Ill infants fare better when diagnosed with expanded testing, study finds

CHICAGO (AP) _ Technology that allows the screening of newborns for several rare genetic diseases at once can help prevent mental retardation and other complications more effectively than conventional

Tuesday, November 18th 2003, 12:00 am

By: News On 6


CHICAGO (AP) _ Technology that allows the screening of newborns for several rare genetic diseases at once can help prevent mental retardation and other complications more effectively than conventional tests done after symptoms develop, researchers say.

A study found that because the technology allows earlier diagnosis and prompt treatment, retardation among infants was much less common and hospitalization was less frequent.

All states require testing of newborns for phenylketonuria and hypothyroidism, which can cause retardation if untreated, but not all use the newer method. States differ on the other diseases for which testing is required.

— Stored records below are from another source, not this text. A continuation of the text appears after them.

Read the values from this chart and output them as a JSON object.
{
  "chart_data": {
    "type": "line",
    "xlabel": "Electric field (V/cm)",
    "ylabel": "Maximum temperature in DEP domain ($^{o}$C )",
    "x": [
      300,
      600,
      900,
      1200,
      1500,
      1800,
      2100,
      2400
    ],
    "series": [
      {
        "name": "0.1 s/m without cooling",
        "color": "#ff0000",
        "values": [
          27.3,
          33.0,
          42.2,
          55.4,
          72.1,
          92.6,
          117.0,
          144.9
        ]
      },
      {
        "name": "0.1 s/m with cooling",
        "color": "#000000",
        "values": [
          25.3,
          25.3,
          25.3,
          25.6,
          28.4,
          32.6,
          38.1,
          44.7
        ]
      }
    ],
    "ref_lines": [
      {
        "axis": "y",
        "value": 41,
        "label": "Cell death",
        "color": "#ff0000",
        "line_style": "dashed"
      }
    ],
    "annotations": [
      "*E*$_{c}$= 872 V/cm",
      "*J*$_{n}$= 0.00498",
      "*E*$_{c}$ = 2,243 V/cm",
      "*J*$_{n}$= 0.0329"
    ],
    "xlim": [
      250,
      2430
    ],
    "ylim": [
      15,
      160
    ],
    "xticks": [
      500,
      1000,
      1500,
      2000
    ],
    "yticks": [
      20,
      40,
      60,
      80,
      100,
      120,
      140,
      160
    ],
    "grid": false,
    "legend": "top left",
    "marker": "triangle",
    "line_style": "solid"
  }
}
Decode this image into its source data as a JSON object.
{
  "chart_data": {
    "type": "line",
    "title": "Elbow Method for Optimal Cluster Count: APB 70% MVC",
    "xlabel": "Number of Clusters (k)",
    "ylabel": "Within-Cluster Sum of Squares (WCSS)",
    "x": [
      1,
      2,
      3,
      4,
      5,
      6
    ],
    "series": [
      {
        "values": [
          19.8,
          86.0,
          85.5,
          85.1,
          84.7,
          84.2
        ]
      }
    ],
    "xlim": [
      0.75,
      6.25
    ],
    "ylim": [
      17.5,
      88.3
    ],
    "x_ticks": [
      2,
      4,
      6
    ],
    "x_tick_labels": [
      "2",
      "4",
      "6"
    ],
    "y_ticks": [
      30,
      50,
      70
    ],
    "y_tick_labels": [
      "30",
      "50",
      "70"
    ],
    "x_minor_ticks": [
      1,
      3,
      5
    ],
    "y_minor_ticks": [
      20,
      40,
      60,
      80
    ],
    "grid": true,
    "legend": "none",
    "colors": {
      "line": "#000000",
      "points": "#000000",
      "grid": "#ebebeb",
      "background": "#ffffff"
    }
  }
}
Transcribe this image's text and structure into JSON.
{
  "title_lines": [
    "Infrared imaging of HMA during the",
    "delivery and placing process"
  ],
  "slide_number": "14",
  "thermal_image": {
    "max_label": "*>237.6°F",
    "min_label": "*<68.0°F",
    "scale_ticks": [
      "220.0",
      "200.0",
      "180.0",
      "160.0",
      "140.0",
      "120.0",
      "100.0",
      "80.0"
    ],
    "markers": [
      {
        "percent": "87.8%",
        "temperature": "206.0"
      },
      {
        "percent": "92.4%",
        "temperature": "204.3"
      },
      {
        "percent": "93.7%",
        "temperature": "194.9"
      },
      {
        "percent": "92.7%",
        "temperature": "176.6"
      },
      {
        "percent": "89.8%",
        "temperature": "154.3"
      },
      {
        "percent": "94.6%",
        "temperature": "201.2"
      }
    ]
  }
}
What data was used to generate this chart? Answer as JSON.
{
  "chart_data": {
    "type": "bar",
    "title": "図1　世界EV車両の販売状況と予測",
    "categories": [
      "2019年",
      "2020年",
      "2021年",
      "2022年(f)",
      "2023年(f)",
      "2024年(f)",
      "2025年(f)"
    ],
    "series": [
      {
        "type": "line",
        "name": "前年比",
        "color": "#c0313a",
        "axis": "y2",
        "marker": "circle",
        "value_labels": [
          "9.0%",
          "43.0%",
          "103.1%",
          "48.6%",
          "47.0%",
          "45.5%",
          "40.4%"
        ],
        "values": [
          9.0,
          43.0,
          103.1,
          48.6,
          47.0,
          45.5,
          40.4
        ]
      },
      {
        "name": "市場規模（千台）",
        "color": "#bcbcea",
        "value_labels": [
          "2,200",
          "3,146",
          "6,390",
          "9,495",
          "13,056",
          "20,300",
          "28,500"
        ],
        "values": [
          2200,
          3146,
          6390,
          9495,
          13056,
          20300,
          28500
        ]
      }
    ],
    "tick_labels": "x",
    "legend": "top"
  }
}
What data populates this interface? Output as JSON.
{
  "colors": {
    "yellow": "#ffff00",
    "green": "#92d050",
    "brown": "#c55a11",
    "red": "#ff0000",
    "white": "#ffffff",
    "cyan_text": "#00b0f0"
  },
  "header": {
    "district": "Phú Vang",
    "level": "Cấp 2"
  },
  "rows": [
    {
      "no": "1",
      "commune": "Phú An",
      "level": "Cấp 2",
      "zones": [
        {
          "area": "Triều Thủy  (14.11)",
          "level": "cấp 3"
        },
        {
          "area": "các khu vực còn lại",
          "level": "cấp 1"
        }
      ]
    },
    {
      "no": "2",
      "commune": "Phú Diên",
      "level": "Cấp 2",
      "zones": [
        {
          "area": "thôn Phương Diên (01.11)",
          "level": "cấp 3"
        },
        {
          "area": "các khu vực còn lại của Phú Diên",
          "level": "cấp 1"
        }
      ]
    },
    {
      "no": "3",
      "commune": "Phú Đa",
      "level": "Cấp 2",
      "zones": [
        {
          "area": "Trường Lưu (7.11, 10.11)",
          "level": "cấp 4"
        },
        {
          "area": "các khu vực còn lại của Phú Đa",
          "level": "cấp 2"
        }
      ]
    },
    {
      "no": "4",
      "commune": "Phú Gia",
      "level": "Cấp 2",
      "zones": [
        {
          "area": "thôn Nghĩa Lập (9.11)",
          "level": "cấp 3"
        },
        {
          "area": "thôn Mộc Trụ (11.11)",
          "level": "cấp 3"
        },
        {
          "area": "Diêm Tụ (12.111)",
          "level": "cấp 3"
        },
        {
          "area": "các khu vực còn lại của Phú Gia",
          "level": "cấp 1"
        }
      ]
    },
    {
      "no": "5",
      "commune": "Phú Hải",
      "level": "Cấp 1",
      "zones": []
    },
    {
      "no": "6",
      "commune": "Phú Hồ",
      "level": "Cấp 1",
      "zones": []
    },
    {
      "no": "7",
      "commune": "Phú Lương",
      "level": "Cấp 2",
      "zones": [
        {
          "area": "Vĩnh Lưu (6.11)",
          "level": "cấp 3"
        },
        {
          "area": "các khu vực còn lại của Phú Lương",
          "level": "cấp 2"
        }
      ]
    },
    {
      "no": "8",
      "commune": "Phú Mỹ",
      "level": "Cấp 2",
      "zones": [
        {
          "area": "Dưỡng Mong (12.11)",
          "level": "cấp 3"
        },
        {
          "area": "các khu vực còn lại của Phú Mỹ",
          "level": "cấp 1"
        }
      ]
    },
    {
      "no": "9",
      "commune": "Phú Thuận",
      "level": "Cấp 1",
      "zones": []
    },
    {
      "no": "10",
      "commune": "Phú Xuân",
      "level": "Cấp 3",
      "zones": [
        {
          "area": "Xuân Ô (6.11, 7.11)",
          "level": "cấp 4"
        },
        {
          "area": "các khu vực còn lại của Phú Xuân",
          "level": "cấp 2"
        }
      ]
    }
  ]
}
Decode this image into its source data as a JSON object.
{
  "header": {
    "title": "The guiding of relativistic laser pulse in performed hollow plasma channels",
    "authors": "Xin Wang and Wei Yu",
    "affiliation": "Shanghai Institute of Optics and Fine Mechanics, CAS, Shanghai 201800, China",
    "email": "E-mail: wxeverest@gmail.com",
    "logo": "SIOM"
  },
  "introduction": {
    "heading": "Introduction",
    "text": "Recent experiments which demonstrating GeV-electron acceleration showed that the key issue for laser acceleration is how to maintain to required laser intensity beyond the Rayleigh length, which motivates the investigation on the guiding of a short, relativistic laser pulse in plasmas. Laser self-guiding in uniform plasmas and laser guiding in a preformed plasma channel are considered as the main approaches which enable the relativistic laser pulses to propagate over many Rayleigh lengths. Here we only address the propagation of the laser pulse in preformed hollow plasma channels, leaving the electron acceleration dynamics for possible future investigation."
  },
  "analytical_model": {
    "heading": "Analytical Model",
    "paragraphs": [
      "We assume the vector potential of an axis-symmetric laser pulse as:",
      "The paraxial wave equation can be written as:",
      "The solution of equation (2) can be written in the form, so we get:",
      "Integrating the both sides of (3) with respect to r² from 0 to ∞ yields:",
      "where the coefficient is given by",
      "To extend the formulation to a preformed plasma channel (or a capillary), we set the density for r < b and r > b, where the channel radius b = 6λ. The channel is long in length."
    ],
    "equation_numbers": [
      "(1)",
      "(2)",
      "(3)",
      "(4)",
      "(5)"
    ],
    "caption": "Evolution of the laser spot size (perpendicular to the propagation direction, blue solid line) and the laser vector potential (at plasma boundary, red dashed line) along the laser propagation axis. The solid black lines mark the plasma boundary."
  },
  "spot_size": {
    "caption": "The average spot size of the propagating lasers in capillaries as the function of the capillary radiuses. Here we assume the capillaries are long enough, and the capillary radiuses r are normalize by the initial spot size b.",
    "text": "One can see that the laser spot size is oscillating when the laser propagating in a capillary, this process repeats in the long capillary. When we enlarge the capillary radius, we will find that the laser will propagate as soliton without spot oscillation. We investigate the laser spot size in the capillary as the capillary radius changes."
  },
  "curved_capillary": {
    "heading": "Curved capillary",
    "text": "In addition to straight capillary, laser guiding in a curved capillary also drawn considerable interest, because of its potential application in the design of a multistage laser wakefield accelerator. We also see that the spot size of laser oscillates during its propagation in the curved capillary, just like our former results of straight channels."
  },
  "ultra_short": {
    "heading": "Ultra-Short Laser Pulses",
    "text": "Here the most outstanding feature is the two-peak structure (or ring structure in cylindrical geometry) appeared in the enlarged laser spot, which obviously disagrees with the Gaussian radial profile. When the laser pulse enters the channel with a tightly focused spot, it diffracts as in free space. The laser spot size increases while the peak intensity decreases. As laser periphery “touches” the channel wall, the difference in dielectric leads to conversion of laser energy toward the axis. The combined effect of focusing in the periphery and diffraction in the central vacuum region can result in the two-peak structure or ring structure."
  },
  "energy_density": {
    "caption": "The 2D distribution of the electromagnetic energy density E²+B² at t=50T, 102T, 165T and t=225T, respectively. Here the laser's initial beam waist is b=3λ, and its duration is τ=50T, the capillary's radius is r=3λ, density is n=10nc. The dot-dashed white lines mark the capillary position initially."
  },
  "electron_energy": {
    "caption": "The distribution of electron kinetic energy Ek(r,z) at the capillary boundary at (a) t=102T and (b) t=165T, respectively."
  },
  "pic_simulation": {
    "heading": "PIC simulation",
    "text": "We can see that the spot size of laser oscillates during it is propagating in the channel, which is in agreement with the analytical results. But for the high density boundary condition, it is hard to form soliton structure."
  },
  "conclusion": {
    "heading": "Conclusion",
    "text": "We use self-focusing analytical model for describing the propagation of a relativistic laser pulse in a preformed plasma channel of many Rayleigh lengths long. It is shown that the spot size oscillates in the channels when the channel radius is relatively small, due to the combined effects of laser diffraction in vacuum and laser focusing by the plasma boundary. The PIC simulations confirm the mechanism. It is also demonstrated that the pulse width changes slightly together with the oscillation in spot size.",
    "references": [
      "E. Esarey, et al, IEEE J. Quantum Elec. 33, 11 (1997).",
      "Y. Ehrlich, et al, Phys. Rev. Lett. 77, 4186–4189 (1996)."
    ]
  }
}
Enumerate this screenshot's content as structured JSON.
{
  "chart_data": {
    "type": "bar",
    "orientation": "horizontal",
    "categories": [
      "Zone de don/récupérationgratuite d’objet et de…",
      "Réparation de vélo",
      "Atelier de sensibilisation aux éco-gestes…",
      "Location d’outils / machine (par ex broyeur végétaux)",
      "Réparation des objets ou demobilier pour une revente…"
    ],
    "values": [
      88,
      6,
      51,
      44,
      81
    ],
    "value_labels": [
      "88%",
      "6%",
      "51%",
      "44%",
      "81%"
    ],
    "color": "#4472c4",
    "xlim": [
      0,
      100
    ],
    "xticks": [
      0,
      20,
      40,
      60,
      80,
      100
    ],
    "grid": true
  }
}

The new technology, called tandem mass spectrometry, uses a single drop of blood to screen for at least 20 diseases and is either in use or under consideration in about 25 states, said Dr. Nancy Green, medical director of the March of Dimes. The technology has been around since the 1990s.

The expanded testing can cause more false-positive findings, but overall it led to less stress for the babies' parents, the government-funded study found.

The findings appear in Wednesday's Journal of the American Medical Association.

One of the researchers is a founder of Neo Gen Screening, a company that does the expanded tests, but the company, now called Pediatrix Screening, was not directly involved in the research and provided no funding, said lead author Dr. Susan Waisbren of Harvard University and Children's Hospital in Boston.

Parents of affected children have strongly pushed for the expanded screening, which requires a $400,000 machine and special training.

The March of Dimes supports the expanded screening method, especially for a rare metabolic disease called MCAD, an inherited enzyme deficiency that is easily treated with diet if detected early but can otherwise cause death or severe retardation.

But expanded testing can also sometimes ``open a can of worms'' because infants might have mild cases of disease that do not require any treatment or they might have ailments for which early diagnosis makes no difference, Green said.

The study included families of 50 infants whose diseases were identified at birth through the expanded screening and 33 infants diagnosed by doctors after symptoms developed.

Only one ill child diagnosed through expanded screening developed mental retardation, compared with eight in the non-screened group, Waisbren said.

Screened infants were 5 days old on average at diagnosis versus 4 months in the non-screened group. And within the first six months of life, 28 percent of the screened infants were hospitalized compared with 55 percent of the non-screened infants.

Waisbren said longer-term follow-up is needed to better evaluate expanded screening.